= Bruce A. Block =

American film producer

Bruce A. Block (born November 1, 1966) is a film producer, author and visual consultant whose career spans over 30 years. In 2001, Block's book The Visual Story was published. In 2007 it went into a completely revised second edition. In 2020 a revised third edition was published by Routledge Press, an imprint of Taylor & Francis.

Block began work as a director of commercials, corporate films, and visual effects at Graphic Films Corporation in Hollywood, California. He became a film and visual consultant on such films as Irreconcilable Differences (1984) and Bachelor Party (1984). He has gone on to be a consultant for films such as Stuart Little (1999), As Good as It Gets (1997) and Spanglish (2004). As a film producer, Block has produced and co-produced the films Father of the Bride (1991), Father of the Bride II (1995), Disney's The Parent Trap (1998), What Women Want (2000), Something's Gotta Give (2003), and The Holiday (2006).

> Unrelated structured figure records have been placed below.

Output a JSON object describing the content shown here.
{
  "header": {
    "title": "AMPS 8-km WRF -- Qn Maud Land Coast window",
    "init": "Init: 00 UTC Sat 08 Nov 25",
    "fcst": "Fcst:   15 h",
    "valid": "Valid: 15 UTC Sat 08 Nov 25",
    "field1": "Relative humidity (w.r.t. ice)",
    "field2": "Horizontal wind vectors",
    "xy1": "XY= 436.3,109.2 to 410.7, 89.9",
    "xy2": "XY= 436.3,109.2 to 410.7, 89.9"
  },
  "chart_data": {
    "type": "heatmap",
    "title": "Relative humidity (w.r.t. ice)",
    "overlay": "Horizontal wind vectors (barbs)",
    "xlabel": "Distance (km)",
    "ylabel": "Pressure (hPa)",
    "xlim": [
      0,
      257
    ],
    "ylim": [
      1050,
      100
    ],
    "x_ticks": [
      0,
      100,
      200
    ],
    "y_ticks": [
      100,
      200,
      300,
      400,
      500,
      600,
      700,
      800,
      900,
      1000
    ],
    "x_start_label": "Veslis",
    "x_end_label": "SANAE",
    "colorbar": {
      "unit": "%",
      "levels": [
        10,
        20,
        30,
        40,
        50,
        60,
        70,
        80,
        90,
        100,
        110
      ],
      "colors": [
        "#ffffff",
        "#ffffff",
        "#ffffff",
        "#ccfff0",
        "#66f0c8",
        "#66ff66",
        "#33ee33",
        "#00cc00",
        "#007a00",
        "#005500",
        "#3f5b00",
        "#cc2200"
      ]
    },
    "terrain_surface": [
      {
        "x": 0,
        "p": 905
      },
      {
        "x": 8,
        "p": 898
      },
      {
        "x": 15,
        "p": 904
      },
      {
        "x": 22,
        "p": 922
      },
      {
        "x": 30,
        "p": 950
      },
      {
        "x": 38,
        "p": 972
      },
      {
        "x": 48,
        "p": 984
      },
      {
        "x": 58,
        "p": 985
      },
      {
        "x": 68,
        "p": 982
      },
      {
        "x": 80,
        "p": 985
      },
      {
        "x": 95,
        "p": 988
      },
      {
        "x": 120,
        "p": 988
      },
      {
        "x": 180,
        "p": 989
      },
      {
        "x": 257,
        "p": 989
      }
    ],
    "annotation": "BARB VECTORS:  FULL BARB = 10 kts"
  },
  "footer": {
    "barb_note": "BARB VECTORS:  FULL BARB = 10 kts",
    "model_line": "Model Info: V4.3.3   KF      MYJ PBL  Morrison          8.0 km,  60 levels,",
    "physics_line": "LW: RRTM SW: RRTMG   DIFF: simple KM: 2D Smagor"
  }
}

In 2007, Block was featured in an on-camera interview, discussing visual style, for the 40th Anniversary DVD release of the film The Graduate. Block's audio commentary as a film historian is also featured in the 2008 Collector's Edition DVD of the classic 1960 film The Apartment.

Block is a graduate of Carnegie-Mellon University with a degree in theatre directing. Block also received an MFA from USC's School of Cinematic Arts.
He is now a tenured professor at USC teaching classes in production and visual structure. Block holds the Sergei Eisenstein Endowded Chair in Cinematic Design.